Urinary bladder cancer is the most common cancer of the canine urinary tract, with transitional cell carcinoma (TCC) being the most commonly diagnosed tumor type. TCC is aggressive, invasive and fatal for most dogs. If left untreated, TCC of the canine bladder has average survival times less than one year.
Optimal treatment of this malignancy remains a topic of debate. Different treatment options exist, but many complicating factors make the probability of cure very low, regardless of treatment type, and most care is palliative in nature.
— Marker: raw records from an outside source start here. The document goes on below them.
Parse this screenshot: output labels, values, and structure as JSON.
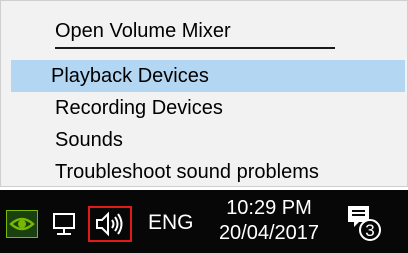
{
  "menu": {
    "items": [
      {
        "label": "Open Volume Mixer",
        "selected": false
      },
      {
        "label": "Playback Devices",
        "selected": true
      },
      {
        "label": "Recording Devices",
        "selected": false
      },
      {
        "label": "Sounds",
        "selected": false
      },
      {
        "label": "Troubleshoot sound problems",
        "selected": false
      }
    ]
  },
  "taskbar": {
    "tray_icons": [
      "nvidia-icon",
      "network-icon",
      "volume-icon"
    ],
    "language": "ENG",
    "time": "10:29 PM",
    "date": "20/04/2017",
    "notifications_count": "3"
  },
  "colors": {
    "selection": "#b3d6f2",
    "menu_background": "#f2f2f2",
    "taskbar": "#070707",
    "volume_highlight": "#e11919",
    "nvidia_green": "#76b900"
  }
}
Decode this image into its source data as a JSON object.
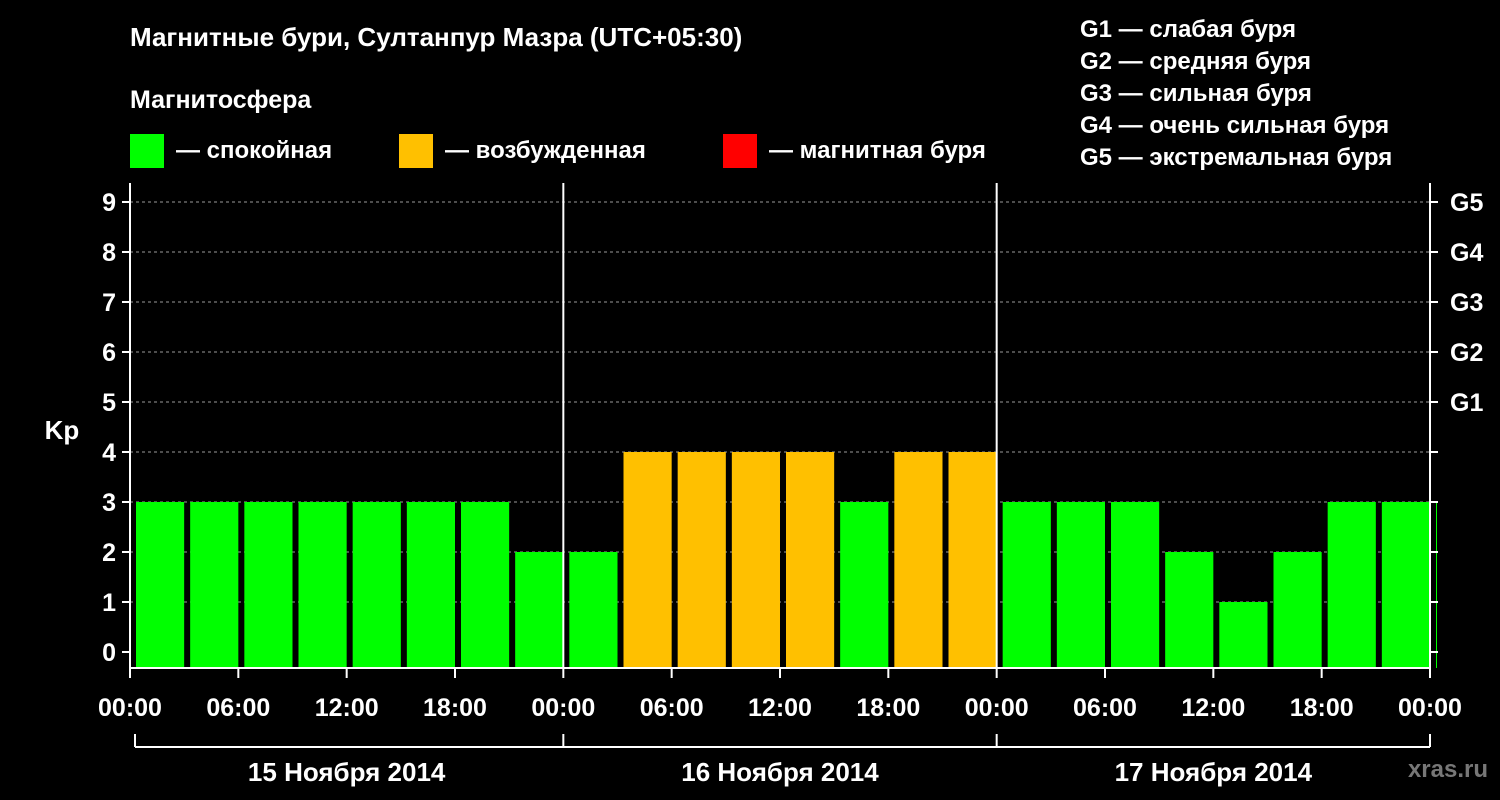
{
  "title": "Магнитные бури, Султанпур Мазра (UTC+05:30)",
  "subtitle": "Магнитосфера",
  "legend": [
    {
      "label": "— спокойная",
      "color": "#00ff00"
    },
    {
      "label": "— возбужденная",
      "color": "#ffc000"
    },
    {
      "label": "— магнитная буря",
      "color": "#ff0000"
    }
  ],
  "storm_levels": [
    "G1 — слабая буря",
    "G2 — средняя буря",
    "G3 — сильная буря",
    "G4 — очень сильная буря",
    "G5 — экстремальная буря"
  ],
  "watermark": "xras.ru",
  "chart_data": {
    "type": "bar",
    "ylabel": "Kp",
    "ylim": [
      0,
      9
    ],
    "yticks": [
      0,
      1,
      2,
      3,
      4,
      5,
      6,
      7,
      8,
      9
    ],
    "right_axis": [
      {
        "kp": 5,
        "label": "G1"
      },
      {
        "kp": 6,
        "label": "G2"
      },
      {
        "kp": 7,
        "label": "G3"
      },
      {
        "kp": 8,
        "label": "G4"
      },
      {
        "kp": 9,
        "label": "G5"
      }
    ],
    "x_tick_labels": [
      "00:00",
      "06:00",
      "12:00",
      "18:00",
      "00:00",
      "06:00",
      "12:00",
      "18:00",
      "00:00",
      "06:00",
      "12:00",
      "18:00",
      "00:00"
    ],
    "days": [
      "15 Ноября 2014",
      "16 Ноября 2014",
      "17 Ноября 2014"
    ],
    "grid": true,
    "values": [
      3,
      3,
      3,
      3,
      3,
      3,
      3,
      2,
      2,
      4,
      4,
      4,
      4,
      3,
      4,
      4,
      3,
      3,
      3,
      2,
      1,
      2,
      3,
      3,
      3
    ],
    "colors": {
      "quiet": "#00ff00",
      "active": "#ffc000",
      "storm": "#ff0000"
    }
  }
}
Radiation therapy is a possible treatment option, however dailyshape, size, and positional changes (motion) of the bladder and surrounding soft tissue structures often make this modality difficult to incorporate into a curative-intent treatment plan. This study was designed to investigate and quantify the motion characteristics experienced by the canine urinary bladder from day to day. Additionally, this information was then used to examine possible treatment scenarios and determine which of those scenarios would be optimal for canine bladder cancer patients. Retrospective cone beam CT (CBCT) image data from ten dogs were used in this study. Organs of interest were contoured on each daily treatment CBCT data set and the images, along with the contours, were registered (fused) to the original (reference) planning CT. Quantification of bladder motion was determined by making measurements relative to the planning CT. Dosimetric data for the organs of interest were determined using dose volume histograms generated from sample treatment plans.
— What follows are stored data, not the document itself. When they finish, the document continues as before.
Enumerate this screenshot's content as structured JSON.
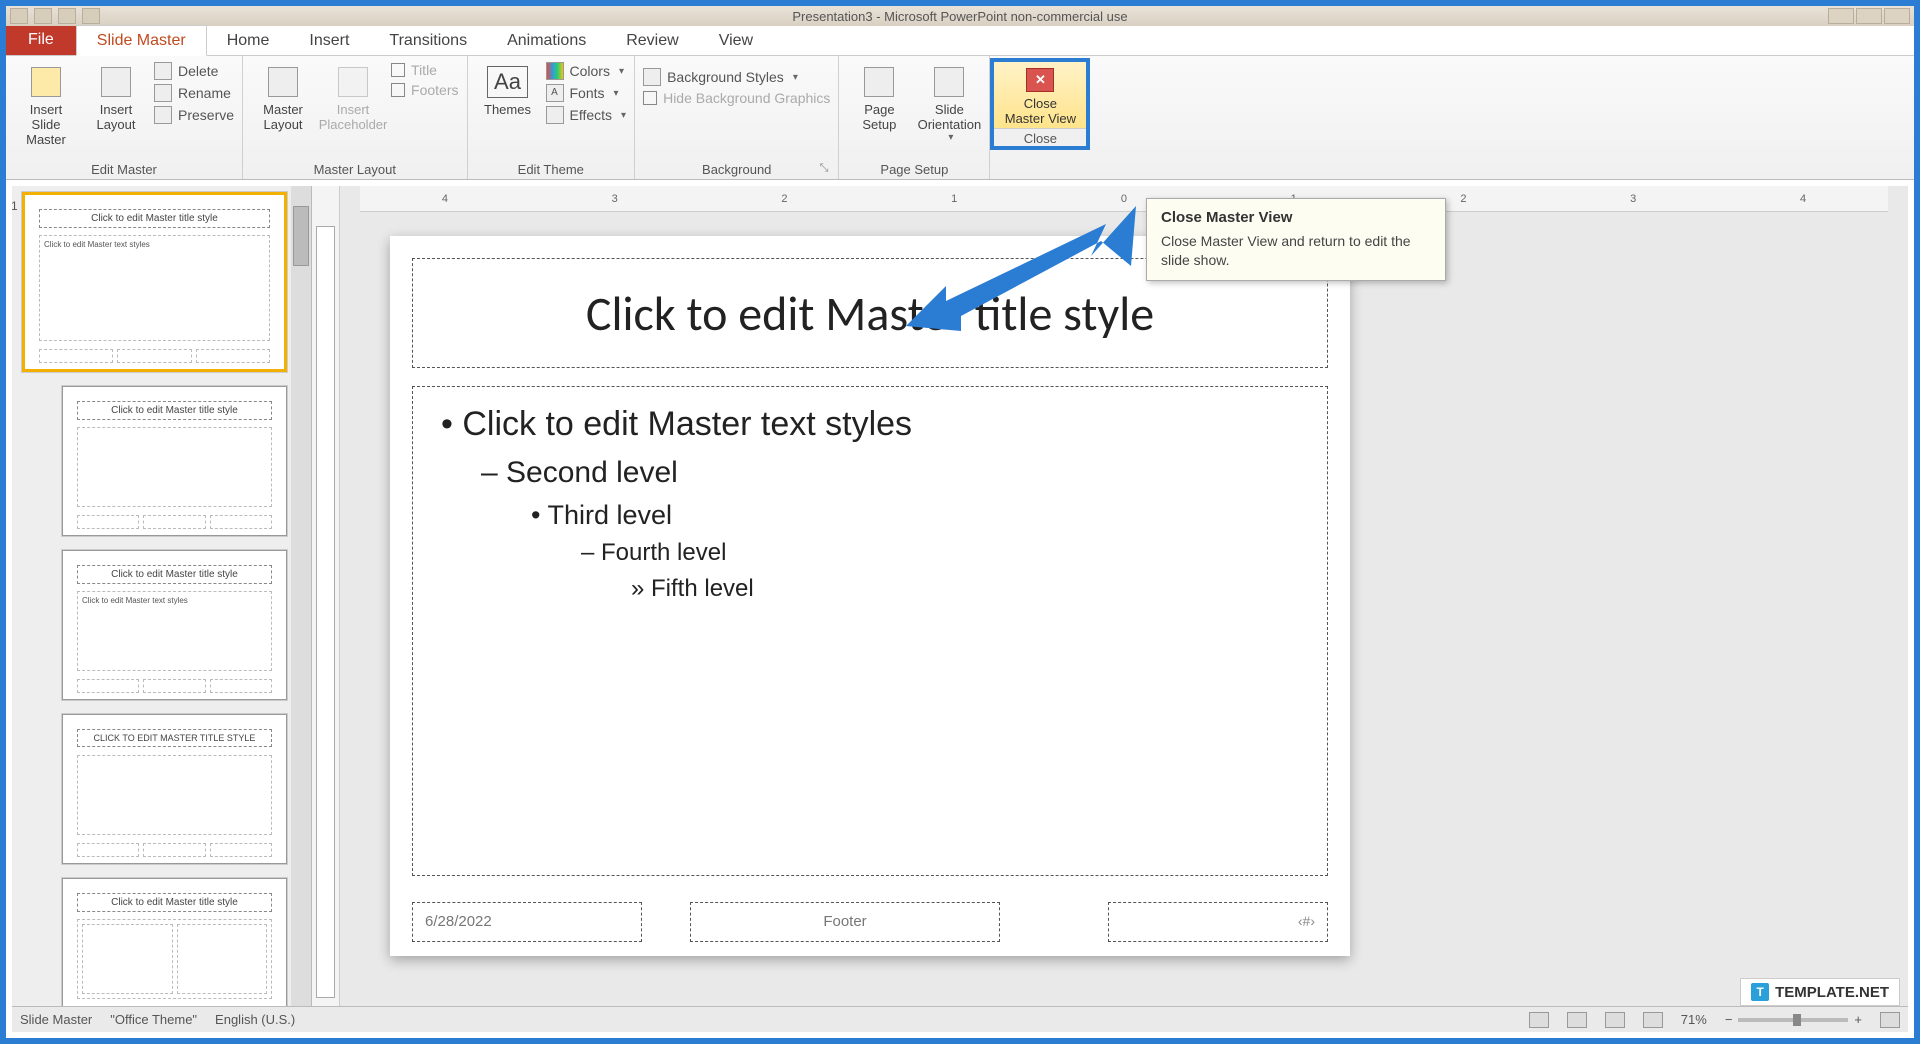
{
  "window": {
    "title": "Presentation3 - Microsoft PowerPoint non-commercial use"
  },
  "tabs": {
    "file": "File",
    "slide_master": "Slide Master",
    "home": "Home",
    "insert": "Insert",
    "transitions": "Transitions",
    "animations": "Animations",
    "review": "Review",
    "view": "View"
  },
  "ribbon": {
    "edit_master": {
      "label": "Edit Master",
      "insert_slide_master": "Insert Slide\nMaster",
      "insert_layout": "Insert\nLayout",
      "delete": "Delete",
      "rename": "Rename",
      "preserve": "Preserve"
    },
    "master_layout": {
      "label": "Master Layout",
      "master_layout_btn": "Master\nLayout",
      "insert_placeholder": "Insert\nPlaceholder",
      "title": "Title",
      "footers": "Footers"
    },
    "edit_theme": {
      "label": "Edit Theme",
      "themes": "Themes",
      "colors": "Colors",
      "fonts": "Fonts",
      "effects": "Effects"
    },
    "background": {
      "label": "Background",
      "background_styles": "Background Styles",
      "hide_bg": "Hide Background Graphics"
    },
    "page_setup": {
      "label": "Page Setup",
      "page_setup_btn": "Page\nSetup",
      "slide_orientation": "Slide\nOrientation"
    },
    "close": {
      "label": "Close",
      "close_master_view": "Close\nMaster View"
    }
  },
  "tooltip": {
    "title": "Close Master View",
    "body": "Close Master View and return to edit the slide show."
  },
  "slide": {
    "title_placeholder": "Click to edit Master title style",
    "body_l1": "Click to edit Master text styles",
    "body_l2": "Second level",
    "body_l3": "Third level",
    "body_l4": "Fourth level",
    "body_l5": "Fifth level",
    "date": "6/28/2022",
    "footer": "Footer",
    "slidenum": "‹#›"
  },
  "ruler_marks": [
    "4",
    "3",
    "2",
    "1",
    "0",
    "1",
    "2",
    "3",
    "4"
  ],
  "thumbs": {
    "master_title": "Click to edit Master title style",
    "child_title": "Click to edit Master title style",
    "child3_title": "CLICK TO EDIT MASTER TITLE STYLE",
    "body_preview": "Click to edit Master text styles"
  },
  "status": {
    "slide_master": "Slide Master",
    "theme": "\"Office Theme\"",
    "lang": "English (U.S.)",
    "zoom": "71%"
  },
  "watermark": "TEMPLATE.NET"
}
Results indicate a wide range in bladder motion throughout treatment, which partly depends on the methods used for patient positioning (set-up). Of the three patient positioning methods evaluated (dorsal, sternal, and lateral recumbency), the least amount of bladder variability, as well as lowest rectal dose, is seen when dogs are placed in lateral recumbency. Using these motion characteristics, we were able to develop different treatment planning and set-up scenarios that allow for a curative dose to be delivered to the bladder, while simultaneously reducing the dose delivered to the nearby sensitive rectal tissue. All advanced treatment planning techniques produce a better dose distribution than traditional parallel opposed planning, with adaptive radiation therapy (ART) planning techniques showing the most advantageous dose distribution.
These results allow for a more informed approach to the treatment of canine bladder cancer, as well as providing possible curative-intent treatment options for canine patients with this malignancy.